Funding a 529 plan is a great way to pay for college. With the high costs of higher education, it is difficult to imagine that there actually might be some cash leftover in a 529 plan after paying for college!
But it does happen. Perhaps your child received scholarships or other school aid. Grandparents or other relatives may have provided unexpected support. Maybe your child attended a lower cost school. So now what?
Here are some options of what to do with leftover college savings..
Save it for Grad School:
A 529 plan is not limited to use on receiving a bachelor’s degree.
On graduation day, the student may not even know if he or she wishes to purse a graduate degree or a professional degree (such as law). The 529 plan can be used for tuition and fees, books, supplies and room and board at any time in the future for such post-secondary education. There is no reason to rush a decision.
Change the Beneficiary:
There is no tax consequence to changing the beneficiary to another blood relative. This provides the flexibility to help another child who with schooling needs or perhaps even a niece or nephew, cousin or grandchild.
A 529 plan can also be used for eligible vocational or technical training school for a variety of trades such as automotive, hairstyling, and IT.
Parents interested in their own education can even make themselves the beneficiary. A 529 plan can be used for many courses at most community colleges, for example, and perhaps even some outdoor or other recreational education programs.
Parents may also wish to switch the beneficiaries to themselves to maintain control.This is a good tool if there is no immediate need for the unused funds or if the need is unclear or unknown; one can always switch the beneficiary down the road.

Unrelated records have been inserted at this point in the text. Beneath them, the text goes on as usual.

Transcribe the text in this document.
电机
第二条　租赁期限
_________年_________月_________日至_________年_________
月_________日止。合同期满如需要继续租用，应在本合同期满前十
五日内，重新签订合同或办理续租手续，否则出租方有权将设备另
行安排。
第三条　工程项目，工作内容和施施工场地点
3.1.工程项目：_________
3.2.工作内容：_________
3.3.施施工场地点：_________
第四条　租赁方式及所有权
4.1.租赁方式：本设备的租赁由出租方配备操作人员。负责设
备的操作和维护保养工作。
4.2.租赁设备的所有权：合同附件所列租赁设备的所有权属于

Just keep in mind that beneficiaries can be changed only once a year.
Use the Scholarship Exception for Penalty-Free Withdrawals:
One can withdraw from a 529 account without paying the 10% federal tax penalty for amounts up to any scholarships that the account beneficiary receives. Federal (and perhaps state income taxes) are owed on the earnings portion but the contributions can be withdrawn tax- & penalty-free. Caution— the tax rules regarding this are vague.
You could just withdraw the leftover 529 plan cash and spend it on any whatever you would want. This is not the most sensible option! You will have to pay federal income tax, and an additional 10 percent penalty on the earnings portion of the withdrawal. You may have to pay state income tax as well.